Özellikle uzun yıllardır devam eden keşif faaliyetlerinin ilk meyvelerini böylesi bir miktarla almanın oldukça gurur verici olduğunu dile getiren Utku, ülkenin ekonomik olarak kronik yapısal problemlerinden olan cari açığın yaklaşık yüzde 80-90'ının enerji alanındaki açıktan kaynaklandığını söyledi.
Utku, çekirdek denge olarak tabir edilen altın ve enerji harici dengeye tarihsel olarak bakıldığında, aslında oldukça dengeli bir seyrin izlendiğini aktardı.
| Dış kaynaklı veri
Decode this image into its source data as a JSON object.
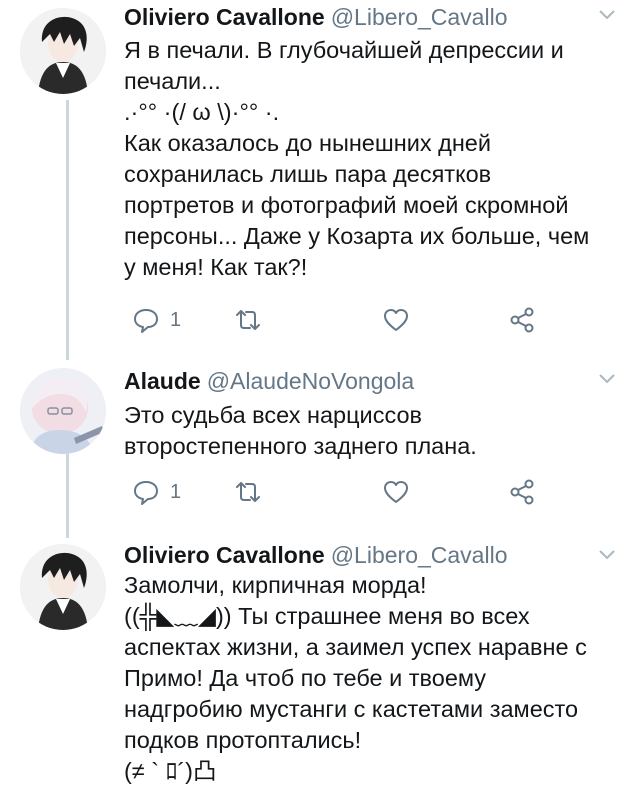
{
  "tweets": [
    {
      "name": "Oliviero Cavallone",
      "handle": "@Libero_Cavallo",
      "lines": [
        "Я в печали. В глубочайшей депрессии и",
        "печали...",
        ".·°° ·(/ ω \\)·°° ·.",
        "Как оказалось до нынешних дней",
        "сохранилась лишь пара десятков",
        "портретов и фотографий моей скромной",
        "персоны... Даже у Козарта их больше, чем",
        "у меня! Как так?!"
      ],
      "reply_count": "1"
    },
    {
      "name": "Alaude",
      "handle": "@AlaudeNoVongola",
      "lines": [
        "Это судьба всех нарциссов",
        "второстепенного заднего плана."
      ],
      "reply_count": "1"
    },
    {
      "name": "Oliviero Cavallone",
      "handle": "@Libero_Cavallo",
      "lines": [
        "Замолчи, кирпичная морда!",
        "((╬◣﹏◢)) Ты страшнее меня во всех",
        "аспектах жизни, а заимел успех наравне с",
        "Примо! Да чтоб по тебе и твоему",
        "надгробию мустанги с кастетами заместо",
        "подков протоптались!",
        "(≠ ` ﾛ´)凸"
      ]
    }
  ],
  "icons": {
    "reply": "reply-icon",
    "retweet": "retweet-icon",
    "like": "like-icon",
    "share": "share-icon",
    "caret": "chevron-down-icon"
  },
  "colors": {
    "text": "#14171a",
    "secondary": "#657786",
    "thread_line": "#ccd6dd",
    "divider": "#e6ecf0"
  }
}
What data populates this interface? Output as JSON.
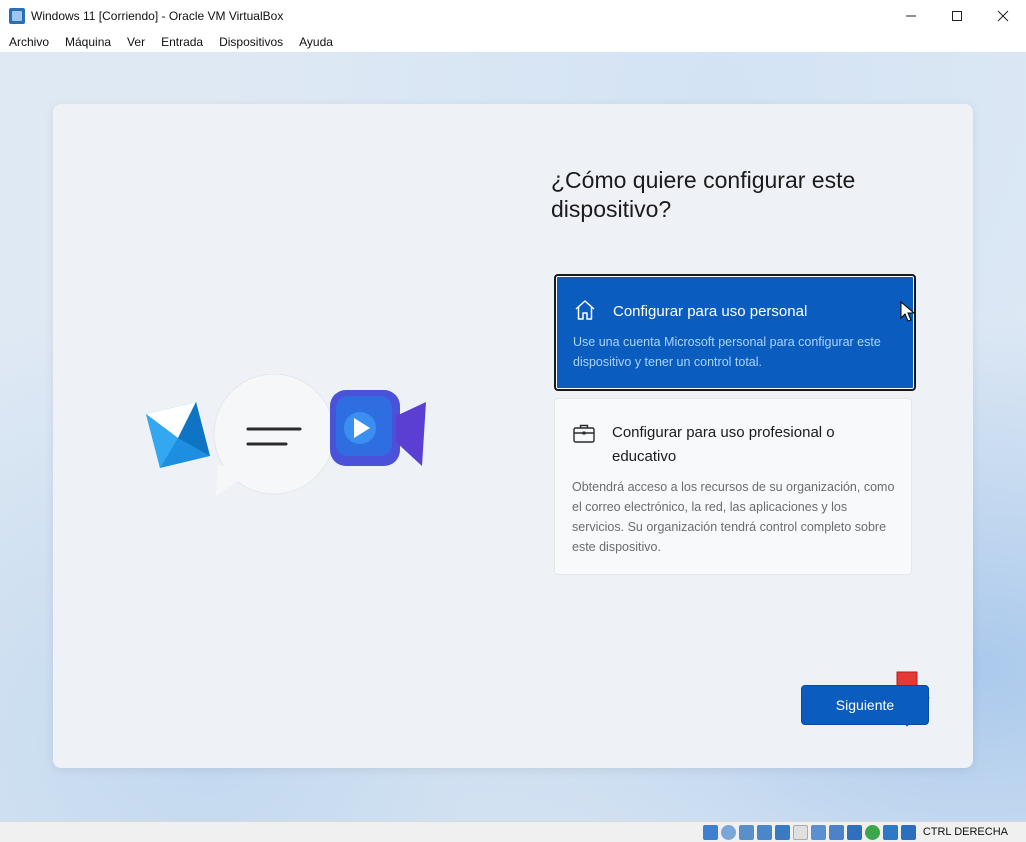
{
  "window": {
    "title": "Windows 11 [Corriendo] - Oracle VM VirtualBox",
    "controls": {
      "minimize": "—",
      "maximize": "☐",
      "close": "✕"
    }
  },
  "menubar": {
    "items": [
      {
        "label": "Archivo"
      },
      {
        "label": "Máquina"
      },
      {
        "label": "Ver"
      },
      {
        "label": "Entrada"
      },
      {
        "label": "Dispositivos"
      },
      {
        "label": "Ayuda"
      }
    ]
  },
  "oobe": {
    "heading": "¿Cómo quiere configurar este dispositivo?",
    "options": [
      {
        "icon": "home-icon",
        "title": "Configurar para uso personal",
        "description": "Use una cuenta Microsoft personal para configurar este dispositivo y tener un control total.",
        "selected": true
      },
      {
        "icon": "briefcase-icon",
        "title": "Configurar para uso profesional o educativo",
        "description": "Obtendrá acceso a los recursos de su organización, como el correo electrónico, la red, las aplicaciones y los servicios. Su organización tendrá control completo sobre este dispositivo.",
        "selected": false
      }
    ],
    "next_label": "Siguiente"
  },
  "tray": {
    "icons": [
      "accessibility-icon",
      "volume-icon"
    ]
  },
  "statusbar": {
    "icons": [
      "hard-disk-icon",
      "optical-drive-icon",
      "audio-icon",
      "network-icon",
      "usb-icon",
      "shared-folders-icon",
      "display-icon",
      "recording-icon",
      "cpu-icon",
      "guest-additions-icon",
      "mouse-integration-icon",
      "keyboard-icon"
    ],
    "host_key": "CTRL DERECHA"
  },
  "colors": {
    "accent": "#0a5cbe",
    "selected_desc": "#aad4ff",
    "card_bg": "#eef2f7",
    "annotation_arrow": "#e53935"
  }
}
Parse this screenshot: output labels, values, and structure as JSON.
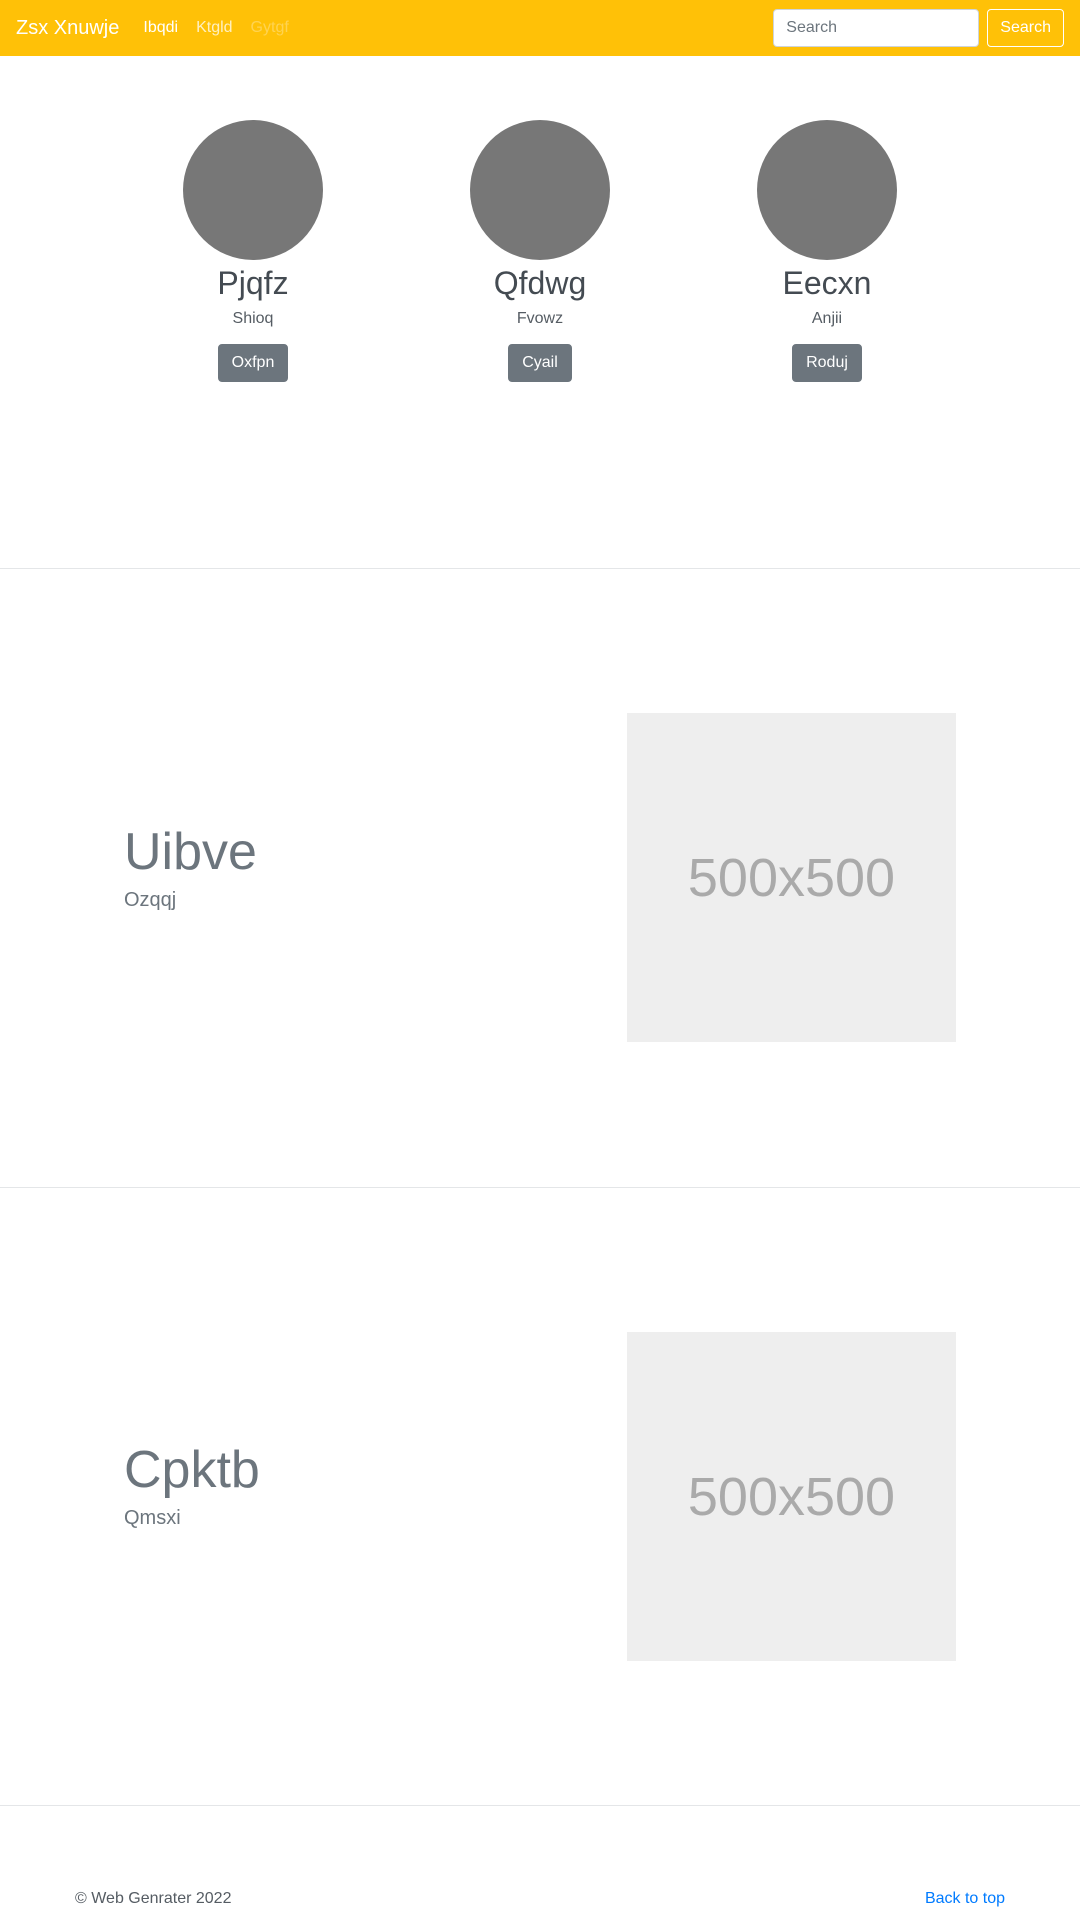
{
  "navbar": {
    "brand": "Zsx Xnuwje",
    "links": [
      {
        "label": "Ibqdi",
        "state": "active"
      },
      {
        "label": "Ktgld",
        "state": "normal"
      },
      {
        "label": "Gytgf",
        "state": "disabled"
      }
    ],
    "search": {
      "placeholder": "Search",
      "button_label": "Search"
    },
    "background": "#ffc107"
  },
  "team": {
    "members": [
      {
        "name": "Pjqfz",
        "role": "Shioq",
        "button_label": "Oxfpn"
      },
      {
        "name": "Qfdwg",
        "role": "Fvowz",
        "button_label": "Cyail"
      },
      {
        "name": "Eecxn",
        "role": "Anjii",
        "button_label": "Roduj"
      }
    ]
  },
  "features": [
    {
      "heading": "Uibve",
      "subheading": "Ozqqj",
      "image_label": "500x500"
    },
    {
      "heading": "Cpktb",
      "subheading": "Qmsxi",
      "image_label": "500x500"
    }
  ],
  "footer": {
    "copyright": "© Web Genrater 2022",
    "back_to_top": "Back to top"
  }
}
Türkiye'nin yumuşak karnı olan enerji noktasında böylesi bir doğal kaynak keşfinin enerji açığını kapatma konusunda destekleyici olacağını ifade eden Utku, şunları kaydetti:
"Bununla birlikte her ne kadar doğal gazın ana karaya taşınarak kullanıma başlanması için 3-4 yıllık bir periyottan söz edilse de faydalarını daha öncesinde de muhtemelen görmeye başlayacağız. Yenileme dönemi gelen doğal gaz anlaşmalarında sahip olduğumuz bu rezerv bize çok ciddi bir pazarlık kozu olarak geri dönecektir. Ayrıca, söz konusu keşfe dair bulguların daha büyük rezerv alanlarının varlığına da işaret etmesi gelecek açısından umut verici bir gelişme olarak ön plana çıkıyor. Tüm bu güzel gelişmelerin yanında şunu da belirtmek gerekir ki; söz konusu keşif, Türkiye'nin 7 yıllık ihtiyacını karşılayabilecek boyutta ve yaklaşık 70-80 milyar dolarlık bir değer hesabı söz konusu. Dolayısıyla oldukça gelecek vadeden ve güçlü bir başlangıç olmakla birlikte Türkiye'nin enerji sorununu kökten çözebilmek için yeni keşiflere odaklanmamız ve yenilenebilir enerji noktasında gösterdiğimiz başarılı performansı daha da ileriye taşımamız gerektiğini düşünüyorum."